Mixing of languages causes inefficiency. When I'm programming, it's incredibly inefficient to be writing in up to four different languages: PHP or Perl, X/HTML, CSS, and Javascript. Switching between them while in the same file is cumbersome and confusing, and trying to find HTML entities buried within quoting can be a nightmare, even when done in heredocs. Separating the languages into different files seems not only natural, but essential.
Views contain their own logic. In an MVC pattern, the final web page View may be dependent on data passed to it via the Controller; however, this doesn't mean that I want the full functionality of a language like PHP or Perl to do that. I should only be doing simple logic or looping constructs — and a full scripting language is overkill. (I do recognize, however, that template engines such as Smarty are written using PHP, so the language is being invoked regardless. What I speak of here is the language used to compose the template.)
Abstraction and Security. The fewer internals that are divulged on the template page, the better. For security purposes, I may not want clients able to know how data got to the page, only what data is available to them. In addition, if this data is abstracted enough, any number of backends could be connected to the page to produce output.

So, reading the aforementioned article really got my hackles up. However, it got me thinking, as well. One issue raised is that PHP can be used as your templating language.

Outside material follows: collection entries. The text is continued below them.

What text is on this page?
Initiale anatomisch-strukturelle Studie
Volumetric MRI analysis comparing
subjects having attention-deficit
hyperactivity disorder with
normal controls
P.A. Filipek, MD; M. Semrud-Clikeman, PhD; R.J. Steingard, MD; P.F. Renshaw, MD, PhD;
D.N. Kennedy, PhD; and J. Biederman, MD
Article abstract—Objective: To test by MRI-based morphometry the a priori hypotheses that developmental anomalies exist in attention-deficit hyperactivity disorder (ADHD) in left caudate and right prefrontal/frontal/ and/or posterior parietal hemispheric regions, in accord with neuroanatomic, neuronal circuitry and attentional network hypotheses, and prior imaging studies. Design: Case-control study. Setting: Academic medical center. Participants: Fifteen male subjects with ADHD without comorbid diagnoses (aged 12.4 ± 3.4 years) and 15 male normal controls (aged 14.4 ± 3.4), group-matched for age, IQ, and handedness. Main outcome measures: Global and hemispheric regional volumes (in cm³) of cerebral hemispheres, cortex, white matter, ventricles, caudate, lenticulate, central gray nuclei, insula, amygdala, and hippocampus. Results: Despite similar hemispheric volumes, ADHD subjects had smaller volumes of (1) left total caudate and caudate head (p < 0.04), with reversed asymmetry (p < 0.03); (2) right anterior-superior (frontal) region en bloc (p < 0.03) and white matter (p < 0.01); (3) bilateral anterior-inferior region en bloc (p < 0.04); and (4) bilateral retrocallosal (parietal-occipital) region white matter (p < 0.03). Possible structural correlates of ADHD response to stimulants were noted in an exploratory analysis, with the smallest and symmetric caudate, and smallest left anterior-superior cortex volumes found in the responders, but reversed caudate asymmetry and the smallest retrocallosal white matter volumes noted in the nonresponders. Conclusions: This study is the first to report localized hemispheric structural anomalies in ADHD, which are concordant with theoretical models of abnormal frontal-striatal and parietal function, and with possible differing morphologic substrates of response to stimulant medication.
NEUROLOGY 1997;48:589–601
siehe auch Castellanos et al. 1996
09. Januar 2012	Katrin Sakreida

While I can understand why this might be desirable — everything from load issues to flexibility — I also feel that this doesn't give enough abstraction.

Using PHP seems to me to be inefficient on two fundamental levels, based on my understanding of The Pragmatic Programmer:

Domain Langauge. The Pragmatic Programmer suggests that subsets of a language should be used, or wholly new mini-languages developed, that speak to the domain at hand. As an example, you might want to use a sharp tool to open a can; an axe would be overkill, but a knife might work nicely. Using PHP to describe a template is like using an axe to open a can; it'll do the job, but it may also make a mess of it all, simply because it's too much sharp edge for the job.
Metadata. Metadata is data about data; to my thinking, templates describe the data they are communicating; the compiled template actually contains the data. In this regard, again, putting PHP into the script is overkill as doing so gives more than just some hints as to what the data is.

The author of the article also makes a case for teaching web designers PHP — that the language is sufficiently easy to pick up that they typically will be able to learn it as easily, if not more easily, than a template language. I agree to a degree… But my experience has shown that web designers typically struggle with HTML, let alone PHP. (Note: my experience in this regard is not huge, and I'm sure that this is an exaggeration.) I find that it's typically easiest for me to give an example template, explain what the funny, non-HTML stuff can do, and let them go from there. Using this approach, they do not need to learn anything new — they simply work with placeholders.

Still, I think the author raises some fine points. I wish he'd bothered to do more research into why people choose template engines and the benefits that arise from using them before simply outright slamming them. Of course, the article is also a bit dated; it was written over two years ago, and much has changed in the world of PHP and many of its template engines. I'm curious as to whether they would feel the same way today.

Me? My mind is made up — the benefits, in my circumstances, far outweigh any costs associated. I'll be using template engines, and Smarty in particular, for years to come.